AT516605B1 - Method and device for removing layers - Google Patents

Abstract

Method for removing layers of building or workpiece surfaces (1), in which it is proposed according to the invention that in a first step with a milling or grinding wheel (4) rotatably mounted on a holding device (3) a recess (18) in the building or workpiece surface (1) is milled with a depth corresponding to the thickness of the layer to be ablated, and in a second step, a cutting flange (20) provided with a saw blade (19) is inserted into the recess (18) by means of a guide device (2 ) is guided parallel to the layer to be removed in a depth corresponding to the thickness of the layer to be removed, wherein the cutting flange (20) penetrates into the layer to be removed and separates it in cooperation with the cutting plane of the saw blade (19). For this purpose, the holding device (3) has a coupling part (10) on which either the milling or grinding disc (4) or a saw blade (19) provided with a cutting flange (20) can be fastened interchangeably.

Description

Description: The invention relates to a method for removing layers of building or workpiece surfaces according to the preamble of claim 1, as well as a device for removing layers of building or workpiece surfaces with guide means for a holding device arranged on at least one slide of the guide device for a milling or grinding wheel which is set in rotation by means of a rotary drive arranged on the holding device, according to the preamble of claim 3.

The milling or grinding wheel is used in building surfaces for the processing of wall, floor or ceiling surfaces, wherein a disc surface is guided parallel to the surface and pressed against the surface to be machined. It is known to perform milling or grinding wheels for machining these surfaces automatically or by means of guiding and holding devices automated to remove layers of material from these surfaces. Work of this nature is time-consuming and sometimes dangerous even if the surfaces to be worked have, for example, contamination, for example in nuclear power plant areas where the surfaces of ionizing radiation or contamination by unstable nuclides were exposed. In addition, the removed material represents a dust load, which also contaminates the interior air of contaminated areas by contaminants.

Furthermore, it is often important in practice to be able to comply precisely with a predetermined thickness of the layer to be removed. An exact adjustment of this removal depth is not only necessary for the "leveling" of surfaces, but also for the billing of the service and for the fulfillment of the specifications of the client. The service of milling (sanding) walls is usually calculated in square meters, whereby this square meter usually refers to 3 mm milling depth. If, for example, a 9 mm thick layer has to be milled off, a wall area milled out of one square meter becomes a calculation area of three square meters. As part of the decontamination of areas in nuclear power plant areas, it is assumed that per year of operation of the reactor, the contamination penetrates one millimeter deep into the concrete, so that one millimeter must be removed for decontamination per year of operation. Since the volume of contaminated waste is decisive for the disposal and storage costs, the exact removal depth plays a major role.

It is therefore the object of the invention to accomplish the removal of layers of building or workpiece surfaces so that not only a precise adherence abraded layer thicknesses is possible, but the removal of layers can also be done faster than with conventional methods or devices, and the dust load is lower.

These objects are achieved by the features of claim 1. Claim 1 relates to a method for removing layers of building or workpiece surfaces, is proposed in the invention that in a first step with a rotatably mounted on a holding device milling or grinding a recess in the building or workpiece surface with one of In a second step, a blade provided with a cutting flange is inserted into the recess, which is guided parallel to the layer to be removed by means of a guide device in a depth corresponding to the thickness of the layer to be removed, wherein the cutting flange in penetrates the layer to be removed and separates them in cooperation with the cutting plane of the saw blade.

Preferably, between the first and the second step, the milling or grinding disc is decoupled from the holding device and the saw blade is coupled to the same holding device.

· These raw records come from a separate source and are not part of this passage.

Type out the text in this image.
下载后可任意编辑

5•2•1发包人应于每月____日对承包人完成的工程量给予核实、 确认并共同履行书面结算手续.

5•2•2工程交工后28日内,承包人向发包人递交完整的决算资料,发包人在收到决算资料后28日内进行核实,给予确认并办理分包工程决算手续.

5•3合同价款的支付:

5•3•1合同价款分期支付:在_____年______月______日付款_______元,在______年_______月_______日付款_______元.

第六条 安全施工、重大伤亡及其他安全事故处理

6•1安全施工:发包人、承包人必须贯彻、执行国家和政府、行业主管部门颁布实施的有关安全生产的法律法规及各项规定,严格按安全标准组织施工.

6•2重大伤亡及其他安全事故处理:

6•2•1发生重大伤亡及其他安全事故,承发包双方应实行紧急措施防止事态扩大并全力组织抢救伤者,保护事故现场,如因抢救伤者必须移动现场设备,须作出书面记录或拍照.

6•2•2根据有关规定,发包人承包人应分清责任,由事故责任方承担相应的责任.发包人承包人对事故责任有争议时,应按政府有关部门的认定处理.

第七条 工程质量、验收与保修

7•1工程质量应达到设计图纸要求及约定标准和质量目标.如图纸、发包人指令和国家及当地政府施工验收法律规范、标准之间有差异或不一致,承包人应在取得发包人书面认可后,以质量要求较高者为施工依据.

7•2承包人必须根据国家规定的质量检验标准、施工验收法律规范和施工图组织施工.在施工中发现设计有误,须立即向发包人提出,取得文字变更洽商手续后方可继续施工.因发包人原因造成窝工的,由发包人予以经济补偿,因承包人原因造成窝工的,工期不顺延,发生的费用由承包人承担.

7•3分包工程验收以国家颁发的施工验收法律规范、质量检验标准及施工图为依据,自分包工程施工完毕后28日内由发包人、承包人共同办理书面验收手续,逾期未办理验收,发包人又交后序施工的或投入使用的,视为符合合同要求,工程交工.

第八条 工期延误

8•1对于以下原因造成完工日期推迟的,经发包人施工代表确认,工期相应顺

The ablated layer is thus not completely machined, but only in the region of the initial recess. Once this recess has been made in a depth corresponding to the thickness of the layer to be removed, the milling or grinding wheel can be replaced by a saw blade which carries a cutting flange. Under cutting flange is a centrally arranged on the saw blade and axially projecting from the saw blade surface mounting flange cylindrical shape understood, which is provided on its lateral surface with cutting elements. The cutting flange is set in rotation of the saw blade together with the saw blade in rotation and thus is also suitable for the separation of material. If, according to the invention, the saw blade provided with the cutting flange is guided parallel to the layer to be ablated by means of the guide device in a depth corresponding to the thickness of the layer to be ablated, the cutting flange penetrates into the layer to be ablated and separates it in cooperation with the cutting plane of the saw blade. In this way, much less material volume has to be machined for the removal of a desired layer thickness, which considerably reduces the machining time and the tool costs. The thickness of the layer to be removed can be precisely adhered to since the corresponding depth of the initial recess can be maintained relatively easily and subsequently the saw blade only has to be guided parallel to the surface. The removal of the layer can be done faster and with less dust than when milling or grinding, since the removal of the layer is based essentially on a cutting process in which the saw blade is apart from the area of the kerf of Schneidflansches almost entirely within the ablated layer , In this context, it is noted that in the following, a "cutting process" during the second method step is spoken in distinction to the first method step. The saw blades used in practice are usually diamond saw blades, which could, however, also be referred to as grinding tools with undefined cutting edges, so that the machining takes place in a similar way as with the milling tool of the first method step.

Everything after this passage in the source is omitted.